ACTA is aimed at establishing an international framework to improve the enforcement of intellectual property right laws and create improved international standards for actions against large-scale infringements of intellectual property. Negotiations were concluded in November 2010.
Interestingly, this is not the first time European politicians have used this subterfuge. In 2002 the European Commission presented a proposal that would allow software patents in Europe (currently, the European Patent Convention forbids patenting programs for computers "as such").
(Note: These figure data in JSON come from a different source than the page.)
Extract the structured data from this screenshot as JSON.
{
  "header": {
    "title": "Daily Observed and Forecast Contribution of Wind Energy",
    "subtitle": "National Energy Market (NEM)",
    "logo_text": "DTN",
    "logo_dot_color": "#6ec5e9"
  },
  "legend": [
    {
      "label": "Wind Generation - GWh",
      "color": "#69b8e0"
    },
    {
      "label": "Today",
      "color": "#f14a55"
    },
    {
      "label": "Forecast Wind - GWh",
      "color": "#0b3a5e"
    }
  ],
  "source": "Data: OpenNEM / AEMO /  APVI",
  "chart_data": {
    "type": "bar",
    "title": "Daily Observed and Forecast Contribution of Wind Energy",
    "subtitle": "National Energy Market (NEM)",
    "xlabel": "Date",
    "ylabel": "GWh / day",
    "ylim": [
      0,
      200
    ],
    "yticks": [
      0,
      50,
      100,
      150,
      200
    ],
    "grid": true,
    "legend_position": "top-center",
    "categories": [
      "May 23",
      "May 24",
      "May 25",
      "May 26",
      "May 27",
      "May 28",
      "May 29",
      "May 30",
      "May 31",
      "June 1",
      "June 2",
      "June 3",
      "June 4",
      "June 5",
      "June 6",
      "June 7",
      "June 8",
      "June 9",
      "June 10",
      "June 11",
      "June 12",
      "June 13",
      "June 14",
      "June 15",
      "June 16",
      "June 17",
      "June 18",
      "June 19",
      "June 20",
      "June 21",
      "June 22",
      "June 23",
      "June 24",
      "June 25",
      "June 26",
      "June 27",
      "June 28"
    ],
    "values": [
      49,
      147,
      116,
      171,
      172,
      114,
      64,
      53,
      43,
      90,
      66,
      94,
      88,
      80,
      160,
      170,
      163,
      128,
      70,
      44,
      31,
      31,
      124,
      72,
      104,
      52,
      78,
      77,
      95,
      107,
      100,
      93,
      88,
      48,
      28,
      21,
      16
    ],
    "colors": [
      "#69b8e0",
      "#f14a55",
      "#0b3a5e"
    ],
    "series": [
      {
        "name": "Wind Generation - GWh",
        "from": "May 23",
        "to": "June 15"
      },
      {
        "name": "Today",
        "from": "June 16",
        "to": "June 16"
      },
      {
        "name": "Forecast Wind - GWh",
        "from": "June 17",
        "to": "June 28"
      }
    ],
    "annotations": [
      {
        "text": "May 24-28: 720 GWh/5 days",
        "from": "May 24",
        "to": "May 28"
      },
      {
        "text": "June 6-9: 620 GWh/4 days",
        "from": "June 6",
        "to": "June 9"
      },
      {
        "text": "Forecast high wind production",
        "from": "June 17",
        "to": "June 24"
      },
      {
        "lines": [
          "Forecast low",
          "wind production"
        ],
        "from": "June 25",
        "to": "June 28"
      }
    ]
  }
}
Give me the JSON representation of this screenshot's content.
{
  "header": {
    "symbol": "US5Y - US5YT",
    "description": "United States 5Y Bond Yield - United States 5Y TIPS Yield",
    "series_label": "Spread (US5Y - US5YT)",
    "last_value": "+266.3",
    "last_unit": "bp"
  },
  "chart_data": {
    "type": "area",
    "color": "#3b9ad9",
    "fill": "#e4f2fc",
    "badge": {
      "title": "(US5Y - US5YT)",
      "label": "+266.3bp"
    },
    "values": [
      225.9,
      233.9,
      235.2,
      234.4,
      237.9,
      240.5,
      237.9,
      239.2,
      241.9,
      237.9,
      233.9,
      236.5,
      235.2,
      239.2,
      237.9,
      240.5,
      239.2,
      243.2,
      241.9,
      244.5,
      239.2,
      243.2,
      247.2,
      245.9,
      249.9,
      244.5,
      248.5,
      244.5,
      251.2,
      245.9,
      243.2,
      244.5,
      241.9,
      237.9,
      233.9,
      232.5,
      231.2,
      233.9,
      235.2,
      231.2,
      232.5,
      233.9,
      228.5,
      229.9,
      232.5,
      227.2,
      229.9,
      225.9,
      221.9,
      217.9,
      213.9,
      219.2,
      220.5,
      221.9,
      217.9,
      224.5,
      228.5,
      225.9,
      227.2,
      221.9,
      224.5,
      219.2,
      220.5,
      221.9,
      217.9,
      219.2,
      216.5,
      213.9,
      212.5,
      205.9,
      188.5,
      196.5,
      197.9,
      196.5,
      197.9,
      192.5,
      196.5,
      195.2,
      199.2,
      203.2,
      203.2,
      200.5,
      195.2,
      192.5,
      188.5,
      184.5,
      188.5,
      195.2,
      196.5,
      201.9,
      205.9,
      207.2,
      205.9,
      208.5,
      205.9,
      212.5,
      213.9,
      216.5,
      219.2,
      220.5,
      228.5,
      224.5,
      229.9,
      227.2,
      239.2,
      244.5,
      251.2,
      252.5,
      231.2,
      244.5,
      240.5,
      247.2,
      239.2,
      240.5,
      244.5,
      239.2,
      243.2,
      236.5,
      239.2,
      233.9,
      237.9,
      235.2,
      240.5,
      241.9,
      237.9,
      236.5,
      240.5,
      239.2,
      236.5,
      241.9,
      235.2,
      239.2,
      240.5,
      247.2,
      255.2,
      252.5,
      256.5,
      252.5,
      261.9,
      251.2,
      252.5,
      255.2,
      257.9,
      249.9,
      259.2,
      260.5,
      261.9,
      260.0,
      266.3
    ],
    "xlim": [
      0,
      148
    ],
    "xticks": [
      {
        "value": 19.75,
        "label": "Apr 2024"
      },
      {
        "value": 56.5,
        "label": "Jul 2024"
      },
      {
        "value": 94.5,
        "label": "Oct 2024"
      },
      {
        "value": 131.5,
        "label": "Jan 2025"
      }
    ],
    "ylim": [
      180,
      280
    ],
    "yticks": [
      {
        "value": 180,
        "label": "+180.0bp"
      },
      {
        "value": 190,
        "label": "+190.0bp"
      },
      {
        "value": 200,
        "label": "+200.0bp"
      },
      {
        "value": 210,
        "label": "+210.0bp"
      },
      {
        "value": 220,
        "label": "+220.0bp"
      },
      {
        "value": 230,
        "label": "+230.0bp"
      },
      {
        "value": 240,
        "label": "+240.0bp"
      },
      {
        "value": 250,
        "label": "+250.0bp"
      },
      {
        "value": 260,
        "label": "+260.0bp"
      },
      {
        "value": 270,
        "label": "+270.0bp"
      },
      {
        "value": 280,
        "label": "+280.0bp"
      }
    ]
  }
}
This saga was still going on in 2005 when the software patent proposal was added to the agenda of a fisheries meeting – just like ACTA. On that occasion, the ploy failed, but the Council Presidency went on to adopt the agreement in violation of the procedural rules. The proposal was then passed to the European Parliament, where it was definitively rejected.
Similarly, ACTA will now be passed to the European Parliament for a vote. Although there have been no indications that it will be thrown out there, the same was true of the software patents session, which was expected to approve the measure. One thing is for sure: there is going to be plenty of lobbying for and against ACTA between now and whenever that final vote takes place.